Lab identifies pulling and braking of 'ancient motor' in cell division
Researchers at Dartmouth College have revealed how a key protein functions during the millions of cell divisions that occur in the human body each minute. The research describes two separate but coordinated pulling actions generated by the protein dynein that ensure healthy cell division in humans and other organisms.
The Dartmouth research demonstrates for the first time that dynein employs both "side-on" and "end-on" forces to carry out its work during mitosis. The study also shows that dynein chooses which mechanism to activate depending on where the protein is located within the cell.

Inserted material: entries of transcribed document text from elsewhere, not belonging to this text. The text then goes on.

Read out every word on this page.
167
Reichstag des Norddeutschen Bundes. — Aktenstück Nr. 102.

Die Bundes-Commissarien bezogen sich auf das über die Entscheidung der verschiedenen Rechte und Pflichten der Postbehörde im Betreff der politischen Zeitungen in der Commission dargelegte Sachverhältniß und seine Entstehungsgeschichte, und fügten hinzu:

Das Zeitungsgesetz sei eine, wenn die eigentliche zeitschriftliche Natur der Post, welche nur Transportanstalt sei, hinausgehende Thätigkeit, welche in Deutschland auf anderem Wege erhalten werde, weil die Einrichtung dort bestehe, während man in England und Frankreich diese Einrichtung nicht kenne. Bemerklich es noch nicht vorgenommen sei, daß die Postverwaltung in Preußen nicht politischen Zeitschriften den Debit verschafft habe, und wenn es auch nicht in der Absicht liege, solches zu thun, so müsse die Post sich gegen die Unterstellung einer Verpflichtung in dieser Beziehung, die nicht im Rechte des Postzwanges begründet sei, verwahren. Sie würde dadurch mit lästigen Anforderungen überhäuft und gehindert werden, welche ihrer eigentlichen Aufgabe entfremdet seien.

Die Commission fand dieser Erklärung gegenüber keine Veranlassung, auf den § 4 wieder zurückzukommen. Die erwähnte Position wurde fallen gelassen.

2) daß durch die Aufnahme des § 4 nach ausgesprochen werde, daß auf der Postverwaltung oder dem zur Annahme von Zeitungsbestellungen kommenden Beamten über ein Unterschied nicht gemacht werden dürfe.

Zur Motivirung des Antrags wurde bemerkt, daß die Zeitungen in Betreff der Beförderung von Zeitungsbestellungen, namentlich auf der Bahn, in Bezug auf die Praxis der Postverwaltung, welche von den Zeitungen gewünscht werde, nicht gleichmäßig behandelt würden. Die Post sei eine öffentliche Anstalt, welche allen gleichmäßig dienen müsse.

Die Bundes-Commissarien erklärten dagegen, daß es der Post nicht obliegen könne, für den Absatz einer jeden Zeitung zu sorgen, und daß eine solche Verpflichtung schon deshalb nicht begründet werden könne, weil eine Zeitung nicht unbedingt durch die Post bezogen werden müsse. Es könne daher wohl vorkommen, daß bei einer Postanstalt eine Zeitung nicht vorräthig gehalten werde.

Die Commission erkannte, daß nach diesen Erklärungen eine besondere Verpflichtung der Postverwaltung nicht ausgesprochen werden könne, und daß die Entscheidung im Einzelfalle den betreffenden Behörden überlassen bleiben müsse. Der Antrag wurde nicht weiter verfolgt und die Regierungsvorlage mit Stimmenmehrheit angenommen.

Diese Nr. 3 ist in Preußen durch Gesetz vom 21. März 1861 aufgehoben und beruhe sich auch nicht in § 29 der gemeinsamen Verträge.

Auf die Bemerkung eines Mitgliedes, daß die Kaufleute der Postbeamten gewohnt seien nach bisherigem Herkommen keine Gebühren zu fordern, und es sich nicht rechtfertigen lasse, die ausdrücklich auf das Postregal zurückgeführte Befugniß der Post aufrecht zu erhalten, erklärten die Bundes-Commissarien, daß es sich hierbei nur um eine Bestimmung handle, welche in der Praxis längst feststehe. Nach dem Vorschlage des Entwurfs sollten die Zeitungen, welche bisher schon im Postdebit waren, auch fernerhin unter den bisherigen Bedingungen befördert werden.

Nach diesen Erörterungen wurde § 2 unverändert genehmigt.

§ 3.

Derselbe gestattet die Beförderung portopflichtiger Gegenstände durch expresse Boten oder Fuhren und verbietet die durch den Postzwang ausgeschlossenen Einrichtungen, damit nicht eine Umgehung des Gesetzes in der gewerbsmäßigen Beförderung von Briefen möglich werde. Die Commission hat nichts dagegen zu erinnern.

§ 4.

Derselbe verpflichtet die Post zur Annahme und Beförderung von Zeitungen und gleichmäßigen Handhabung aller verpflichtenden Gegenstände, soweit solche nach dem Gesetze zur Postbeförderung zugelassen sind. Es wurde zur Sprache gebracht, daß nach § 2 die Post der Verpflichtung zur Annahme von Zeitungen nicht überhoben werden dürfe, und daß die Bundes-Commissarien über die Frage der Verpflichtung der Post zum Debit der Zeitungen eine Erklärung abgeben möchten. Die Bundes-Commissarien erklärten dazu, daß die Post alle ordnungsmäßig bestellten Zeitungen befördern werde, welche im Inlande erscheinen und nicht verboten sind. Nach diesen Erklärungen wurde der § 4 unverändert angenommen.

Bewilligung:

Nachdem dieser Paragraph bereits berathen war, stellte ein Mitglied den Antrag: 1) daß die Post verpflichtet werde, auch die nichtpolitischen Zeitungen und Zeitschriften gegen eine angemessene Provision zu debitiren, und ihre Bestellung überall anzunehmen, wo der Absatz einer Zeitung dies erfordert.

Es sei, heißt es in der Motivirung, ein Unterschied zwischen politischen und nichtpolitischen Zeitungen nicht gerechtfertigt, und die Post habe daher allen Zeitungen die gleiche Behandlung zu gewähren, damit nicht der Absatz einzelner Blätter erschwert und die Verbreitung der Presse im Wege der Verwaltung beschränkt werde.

The study, published in the journal eLife, focuses on dynein in baker's yeast, an organism that features cells that function similarly to those in the human body. The research adds to the understanding of the mechanisms involved in cell reproduction and sheds light on a cellular-level mystery that has confounded researchers.
"For close to two decades researchers have strained to understand why dynein appears to behave differently in yeast," said Wei-Lih Lee, a professor of biological sciences at Dartmouth. "The discovery of the protein's dual role answers this question and allows us to learn even more about the regulation of dynein during cell division."
Dynein—referred to as an "ancient motor protein"- is widely known for its role in carrying waste products from nerve terminals back to cell bodies in the spinal cord. The protein is also essential for processes like embryonic development and the steady maintenance of stem cells in the basal layers of the skin.
During cell division, dynein positions the mitotic spindle, a complex apparatus that allows cells to segregate genetic material. Once the spindle is aligned by dynein, DNA is distributed equally and the two daughter cells can survive.
"Positioning the mitotic spindle correctly is absolutely essential in order to have healthy cells, and it's dynein that performs that task," said Safia Omer, a graduate research assistant who was the lead author of the study.
To do its work, dynein uses two distinct pulling mechanisms. The first of these mechanisms, "side-on" pulling, applies lateral force to the mitotic spindle, similar to pulling on the side of a rope. The second mechanism, "end-on" pulling, pulls the spindle from its end, similar to the way a wood chipper draws in a log. This end-on pulling action also applies a brake to the spindle's movement and causes it to set in precisely the correct position.
Until the Dartmouth study, researchers were uncertain as to why dynein seemed to prefer one mechanism over the other depending on which organism it was in.
"We were puzzled as to why the 'end-on' pulling action didn't appear to exist in yeast, but it actually does. It was evading discovery for all of this time because this mechanism only exists for a short time and in a small location in the cell," said Lee.
In addition to discovering this dual-role for dynein, the Dartmouth research demonstrates that the protein only activates "side-on" pulling when it sits on the sides of the cell membrane, and pulls from the end when it sits on the apex of the cell. Also, the study uncovers an unexpected role for the cellular structure known as the endoplasmic reticulum in regulating dynein behavior.
According to the study, the role of dynein is most essential when creating asymmetric daughter cells, with one transforming into a tissue cell and the other remaining as a stem cell. If a mutation causes dynein to position the spindle incorrectly, the daughter cells would feature an abnormal fate leading to maladies like skin cancer or the "smooth brain" disease lissencephaly.
"Basic science such as this is an investment in the future," said Samuel Greenberg, an undergraduate student at Dartmouth who assisted with the research. "Understanding these processes could allow researchers to make candidate drugs to target specific problems in the pathway."